Ainda esperamos o TSE

Na área jurídica, a decisão do Tribunal Superior Eleitoral em relação às ações contra a ex-prefeita Cláudia Regina era esperada pela maioria que se dedica mais ao direito eleitoral. Mesmo assim, era justo que os interessados utilizassem todos os meios disponíveis para manutenção ou modificação do que havia sido decidido em nível de primeira instância e no Tribunal Regional Eleitoral. Agora, Cláudia está definitivamente fora da Prefeitura de Mossoró, embora não seja obrigada a permanecer afastada da política. Em suas últimas decisões, o TSE tem entendido que a suspensão dos direitos políticos impede o cidadão de votar e ser votado, mas não proíbe a participação nas campanhas. É o conhecido direito de ir e vir garantido na Constituição Federal. Até mesmo ocupar cargo de direção partidária depende do estatuto da agremiação e não da lei eleitoral.

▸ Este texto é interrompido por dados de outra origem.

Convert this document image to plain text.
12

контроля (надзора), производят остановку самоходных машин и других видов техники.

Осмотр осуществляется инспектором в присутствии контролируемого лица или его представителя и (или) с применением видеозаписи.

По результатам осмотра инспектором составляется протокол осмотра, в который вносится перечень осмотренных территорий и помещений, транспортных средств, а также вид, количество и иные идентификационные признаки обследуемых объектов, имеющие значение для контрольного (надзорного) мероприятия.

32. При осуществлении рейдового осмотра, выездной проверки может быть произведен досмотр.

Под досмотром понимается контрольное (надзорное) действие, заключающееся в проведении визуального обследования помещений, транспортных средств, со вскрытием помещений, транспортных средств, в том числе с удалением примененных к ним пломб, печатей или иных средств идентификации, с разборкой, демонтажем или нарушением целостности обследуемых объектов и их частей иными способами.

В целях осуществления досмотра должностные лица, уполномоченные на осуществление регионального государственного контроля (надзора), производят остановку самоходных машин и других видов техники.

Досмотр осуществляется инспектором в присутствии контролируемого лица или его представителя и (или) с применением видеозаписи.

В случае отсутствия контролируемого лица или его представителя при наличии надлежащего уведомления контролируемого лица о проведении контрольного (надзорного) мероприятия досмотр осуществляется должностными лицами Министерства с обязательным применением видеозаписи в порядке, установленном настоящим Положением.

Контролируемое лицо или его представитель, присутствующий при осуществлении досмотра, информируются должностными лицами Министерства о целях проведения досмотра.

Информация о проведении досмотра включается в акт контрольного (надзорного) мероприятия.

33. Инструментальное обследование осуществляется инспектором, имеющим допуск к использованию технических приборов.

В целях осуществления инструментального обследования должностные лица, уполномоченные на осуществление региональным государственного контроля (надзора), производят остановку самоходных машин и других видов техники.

Até a próxima semana o eleitor continuará discutindo o veredito em relação à ex-governadora Rosalba Ciarlini. Mais uma vez as opiniões estão divididas. Há quem defenda que o fato de, sendo mantida a multa eleitoral, a punição implicará no enquadramento na Lei da Ficha Limpa. Outros defendem que, mesmo existindo a punição da multa, pelo fato de não estar disputando cargo eletivo não caberia a manutenção da inelegibilidade. Essa discussão existe no próprio TSE, gerando expectativa sobre a decisão final. Foi assim que decidiu a ministra Maria Thereza quando confirmou a decisão do TRE/RN que declarou Rosalba inelegível pelo prazo de oito anos. É possível que a ministra Luciana Lóssio, ao pedir vista do processo, tenha discordado da penalidade, podendo discordar do relatório e apresentar voto divergente.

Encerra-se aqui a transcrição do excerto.